- Vous avez quitté la Chine il y a près de trente ans. Imaginiez-vous, alors, que votre pays natal allait connaître une accélération aussi rapide ?
Que la Chine réussisse à se développer, cela, j’en étais persuadé. Mais que ce développement atteigne l’ampleur qu’il a aujourd’hui, il y a trente ans, je ne l’avais certes pas envisagé. S’il n’est pas question de contester les immenses progrès accomplis, il faut rester prudent.
En Occident, qu’ils soient de droite ou de gauche, les gens sont fascinés par la Chine. Ceux qui la visitent en reviennent épatés, surpris d’y découvrir les choses qu’ils ont l’habitude de voir chez eux, que ce soient les voitures ou les TGV. Je souhaite que les Occidentaux ne se trompent pas. La Chine n’est plus un objet de contemplation exotique. Ce qui va s’y passer aura un impact mondial. Il faut s’y préparer et pour cela, ni l’idéaliser ni la sous-estimer. Mais pour l’heure, on n’a pas assez la connaissance de ce monde. Même pour les Chinois, c’est difficile !

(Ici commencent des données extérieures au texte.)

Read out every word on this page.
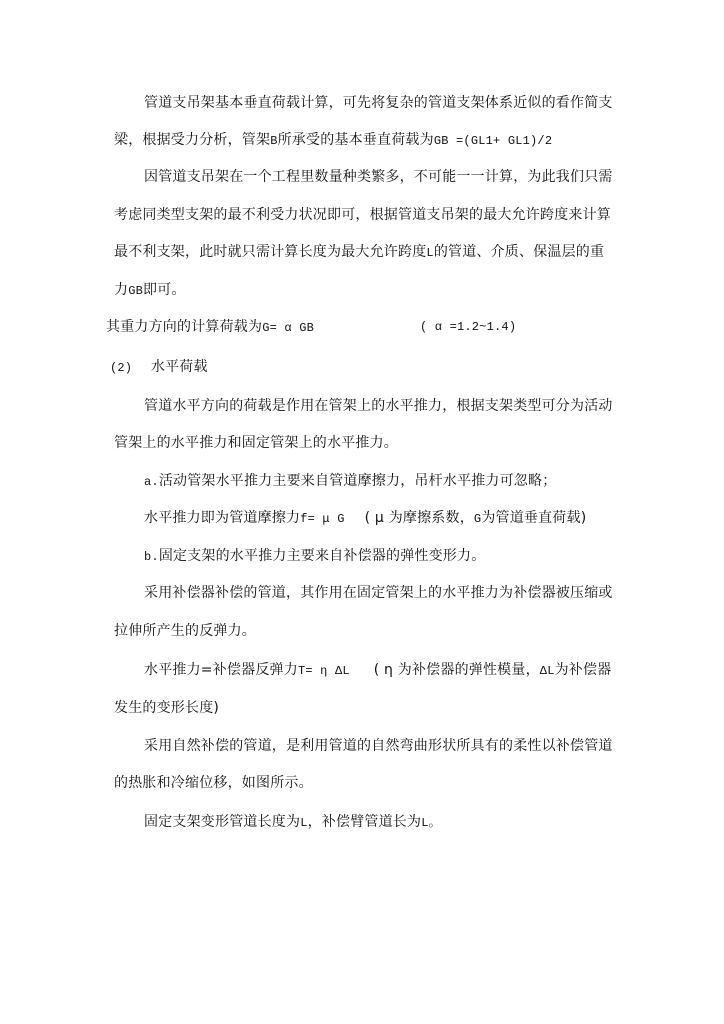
管道支吊架基本垂直荷载计算，可先将复杂的管道支架体系近似的看作简支
梁，根据受力分析，管架B所承受的基本垂直荷载为GB =(GL1+ GL1)/2
因管道支吊架在一个工程里数量种类繁多，不可能一一计算，为此我们只需
考虑同类型支架的最不利受力状况即可，根据管道支吊架的最大允许跨度来计算
最不利支架，此时就只需计算长度为最大允许跨度L的管道、介质、保温层的重
力GB即可。
其重力方向的计算荷载为G= α GB	( α =1.2~1.4)
(2) 水平荷载
管道水平方向的荷载是作用在管架上的水平推力，根据支架类型可分为活动
管架上的水平推力和固定管架上的水平推力。
a.活动管架水平推力主要来自管道摩擦力，吊杆水平推力可忽略；
水平推力即为管道摩擦力f= μ G ( μ 为摩擦系数，G为管道垂直荷载)
b.固定支架的水平推力主要来自补偿器的弹性变形力。
采用补偿器补偿的管道，其作用在固定管架上的水平推力为补偿器被压缩或
拉伸所产生的反弹力。
水平推力=补偿器反弹力T= η ΔL ( η 为补偿器的弹性模量，ΔL为补偿器
发生的变形长度)
采用自然补偿的管道，是利用管道的自然弯曲形状所具有的柔性以补偿管道
的热胀和冷缩位移，如图所示。
固定支架变形管道长度为L，补偿臂管道长为L。
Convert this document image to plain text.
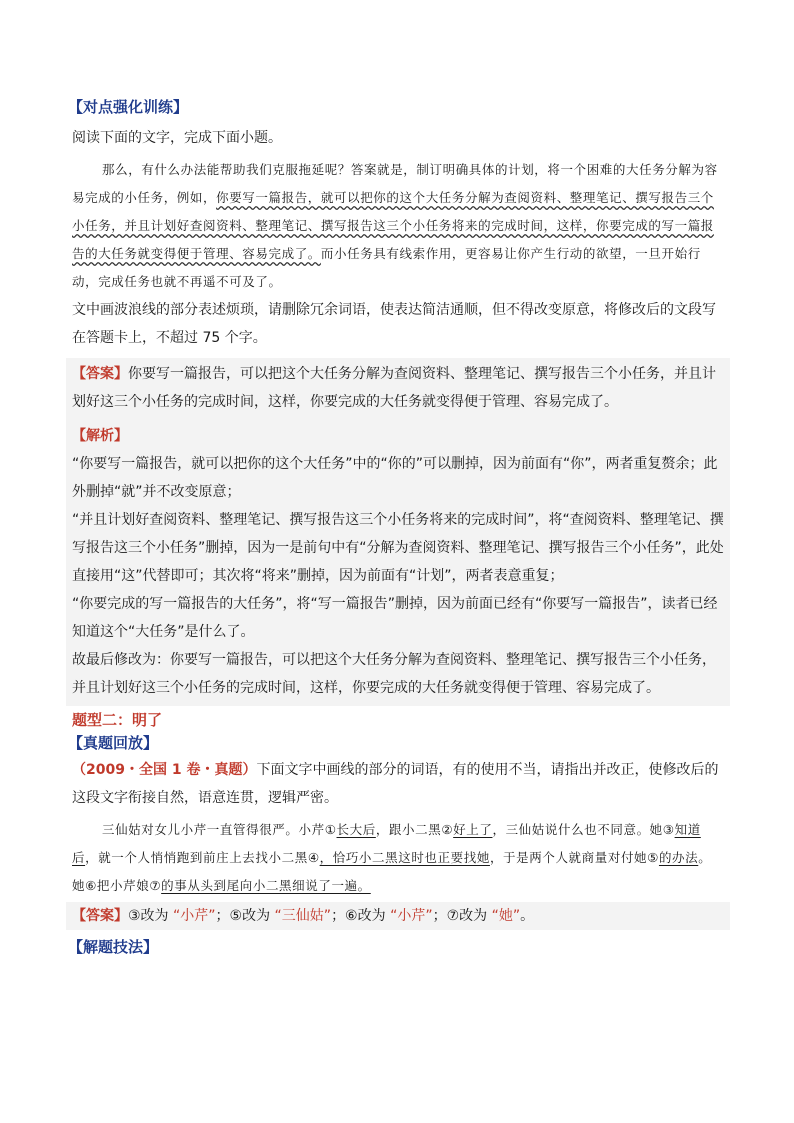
【对点强化训练】

阅读下面的文字，完成下面小题。

那么，有什么办法能帮助我们克服拖延呢？答案就是，制订明确具体的计划，将一个困难的大任务分解为容易完成的小任务，例如，你要写一篇报告，就可以把你的这个大任务分解为查阅资料、整理笔记、撰写报告三个小任务，并且计划好查阅资料、整理笔记、撰写报告这三个小任务将来的完成时间，这样，你要完成的写一篇报告的大任务就变得便于管理、容易完成了。而小任务具有线索作用，更容易让你产生行动的欲望，一旦开始行动，完成任务也就不再遥不可及了。

文中画波浪线的部分表述烦琐，请删除冗余词语，使表达简洁通顺，但不得改变原意，将修改后的文段写在答题卡上，不超过 75 个字。

【答案】你要写一篇报告，可以把这个大任务分解为查阅资料、整理笔记、撰写报告三个小任务，并且计划好这三个小任务的完成时间，这样，你要完成的大任务就变得便于管理、容易完成了。

【解析】

“你要写一篇报告，就可以把你的这个大任务”中的“你的”可以删掉，因为前面有“你”，两者重复赘余；此外删掉“就”并不改变原意；

“并且计划好查阅资料、整理笔记、撰写报告这三个小任务将来的完成时间”，将“查阅资料、整理笔记、撰写报告这三个小任务”删掉，因为一是前句中有“分解为查阅资料、整理笔记、撰写报告三个小任务”，此处直接用“这”代替即可；其次将“将来”删掉，因为前面有“计划”，两者表意重复；

“你要完成的写一篇报告的大任务”，将“写一篇报告”删掉，因为前面已经有“你要写一篇报告”，读者已经知道这个“大任务”是什么了。

故最后修改为：你要写一篇报告，可以把这个大任务分解为查阅资料、整理笔记、撰写报告三个小任务，并且计划好这三个小任务的完成时间，这样，你要完成的大任务就变得便于管理、容易完成了。

题型二：明了
【真题回放】

（2009・全国 1 卷・真题）下面文字中画线的部分的词语，有的使用不当，请指出并改正，使修改后的这段文字衔接自然，语意连贯，逻辑严密。

三仙姑对女儿小芹一直管得很严。小芹①长大后，跟小二黑②好上了，三仙姑说什么也不同意。她③知道后，就一个人悄悄跑到前庄上去找小二黑④，恰巧小二黑这时也正要找她，于是两个人就商量对付她⑤的办法。她⑥把小芹娘⑦的事从头到尾向小二黑细说了一遍。

【答案】③改为 “小芹”；⑤改为 “三仙姑”；⑥改为 “小芹”；⑦改为 “她”。
【解题技法】
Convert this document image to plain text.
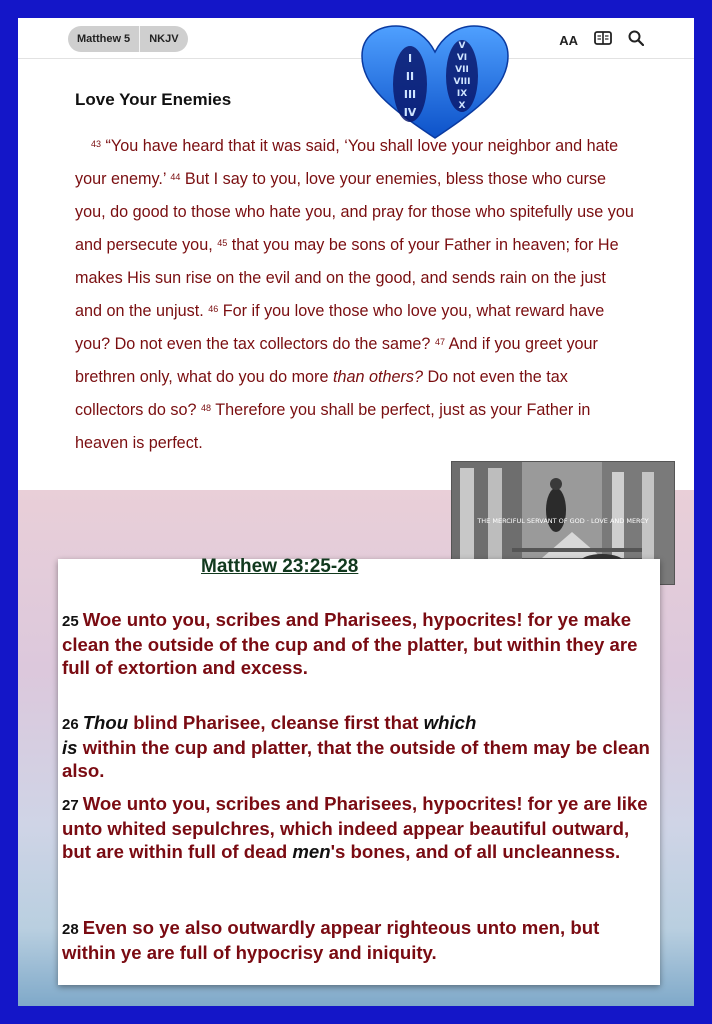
Matthew 5	NKJV	AA
I
II
III
IV
V
VI
VII
VIII
IX
X
Love Your Enemies

$^{43}$ “You have heard that it was said, ‘You shall love your neighbor and hate your enemy.’ $^{44}$ But I say to you, love your enemies, bless those who curse you, do good to those who hate you, and pray for those who spitefully use you and persecute you, $^{45}$ that you may be sons of your Father in heaven; for He makes His sun rise on the evil and on the good, and sends rain on the just and on the unjust. $^{46}$ For if you love those who love you, what reward have you? Do not even the tax collectors do the same? $^{47}$ And if you greet your brethren only, what do you do more than others? Do not even the tax collectors do so? $^{48}$ Therefore you shall be perfect, just as your Father in heaven is perfect.

THE MERCIFUL SERVANT OF GOD · LOVE AND MERCY
Matthew 23:25-28

25 Woe unto you, scribes and Pharisees, hypocrites! for ye make clean the outside of the cup and of the platter, but within they are full of extortion and excess.

26 Thou blind Pharisee, cleanse first that which
is within the cup and platter, that the outside of them may be clean also.

27 Woe unto you, scribes and Pharisees, hypocrites! for ye are like unto whited sepulchres, which indeed appear beautiful outward, but are within full of dead men's bones, and of all uncleanness.

28 Even so ye also outwardly appear righteous unto men, but within ye are full of hypocrisy and iniquity.
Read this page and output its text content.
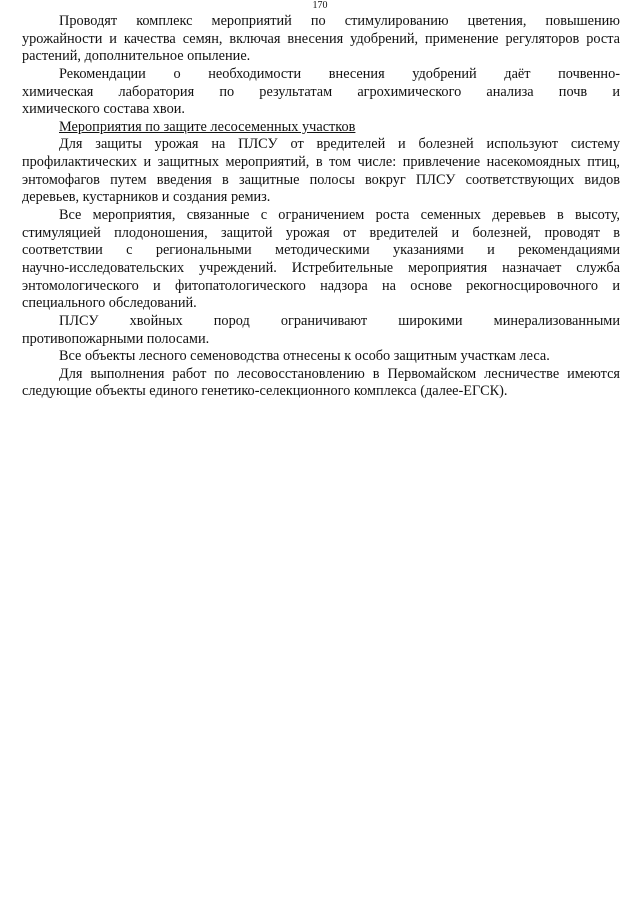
170
Проводят комплекс мероприятий по стимулированию цветения, повышению
урожайности и качества семян, включая внесения удобрений, применение регуляторов роста
растений, дополнительное опыление.
Рекомендации о необходимости внесения удобрений даёт почвенно-
химическая лаборатория по результатам агрохимического анализа почв и
химического состава хвои.
Мероприятия по защите лесосеменных участков
Для защиты урожая на ПЛСУ от вредителей и болезней используют систему
профилактических и защитных мероприятий, в том числе: привлечение насекомоядных птиц,
энтомофагов путем введения в защитные полосы вокруг ПЛСУ соответствующих видов
деревьев, кустарников и создания ремиз.
Все мероприятия, связанные с ограничением роста семенных деревьев в высоту,
стимуляцией плодоношения, защитой урожая от вредителей и болезней, проводят в
соответствии с региональными методическими указаниями и рекомендациями
научно-исследовательских учреждений. Истребительные мероприятия назначает служба
энтомологического и фитопатологического надзора на основе рекогносцировочного и
специального обследований.
ПЛСУ хвойных пород ограничивают широкими минерализованными
противопожарными полосами.
Все объекты лесного семеноводства отнесены к особо защитным участкам леса.
Для выполнения работ по лесовосстановлению в Первомайском лесничестве имеются
следующие объекты единого генетико-селекционного комплекса (далее-ЕГСК).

- Xi Jinping a lancé le slogan “le rêve chinois”. Ce “rêve” connaît-il un début d’accomplissement ?
C’est, dans les mots, la copie du “rêve américain”, c’est pourtant l’inverse du “rêve américain”. Il n’y a rien à blâmer dans la volonté de bâtir une nation puissante, unie, souveraine, et c’est l’espoir de tous les Chinois. Mais l’expérience prouve que sans la liberté des citoyens, sans la justice sociale, une prospérité soudaine n’a aucune garantie de perdurer. L’exemple récent de l’Union soviétique nous le rappelle. La valeur centrale du “rêve chinois” est le nationalisme et c’est dangereux. Il ne s’agit pas de remettre en question l’amour de la patrie qui est un sentiment naturel et fondé, mais à condition de ne pas le dénaturer en décidant qu’il prime sur tout.
- Vous écrivez “les États qui proclament leur patriotisme ne sont pas tous des régimes despotiques et corrompus, mais les régimes despotiques et corrompus affichent tous leur patriotisme”. La Chine appartient à la seconde catégorie ?
Confucius disait qu’il valait mieux voyager à l’étranger que de rester sous le régime d’un tyran. Il pourrait être qualifié de traître de nos jours. J’ai évoqué également ces fonctionnaires chinois qui n’ont que le mot “patrie” à la bouche mais qui envoient leur argent sale et leurs enfants à l’étranger. Qui sont les vrais patriotes? Eux ou ceux qui sont persécutés parce qu’ils critiquent ce phénomène ?
- Comment ce nationalisme pourrait-il, comme vous semblez le penser, se révéler dangereux pour le monde ?
Qui peut prédire ce que fera la Chine, avec une telle prospérité et sans un équilibre des pouvoirs? Qui peut garantir qu’elle n’empruntera pas la voie suivie en d’autres temps par des régimes nationalistes et qui a provoqué des catastrophes humanitaires ?
- Certains se rassurent en soutenant que la Chine n’est pas impérialiste, qu’elle a, au contraire, dans son histoire, été la victime de l’impérialisme…
C’est un discours préfabriqué. La Chine a toujours été un État impérial, et aujourd’hui cette politique expansionniste ouvertement prônée par Xi Jinping est symbolisée par “Les Nouvelles routes de la soie”, étape stratégique vers l’hégémonie mondiale.
- La Chine est donc bien loin d’être “désorientée” ?
Par “désorientée”, j’entends le sentiment que la population chinoise éprouve face à la “réorientation” décidée par Xi Jinping à l’issue du 19e Congrès et qui marque un retour à un autoritarisme qu’on n’avait plus connu depuis Mao Zedong. Xi a d’ailleurs repris certaines méthodes de Mao, il décide de tout et tout est verrouillé. Il en découle une situation schizophrénique, avec une classe moyenne heureuse de profiter du progrès tout en aspirant à plus de liberté. Et le néomaoïsme de Xi n’est pas fait pour les rassurer. D’autant que par rapport à Mao, il y a les questions posées par les nouvelles technologies, l’IA, la génétique… Déjà, dans les pays démocratiques, elles posent problème. Alors, entre les mains d’un régime totalitaire ça devient un problème pour le monde entier.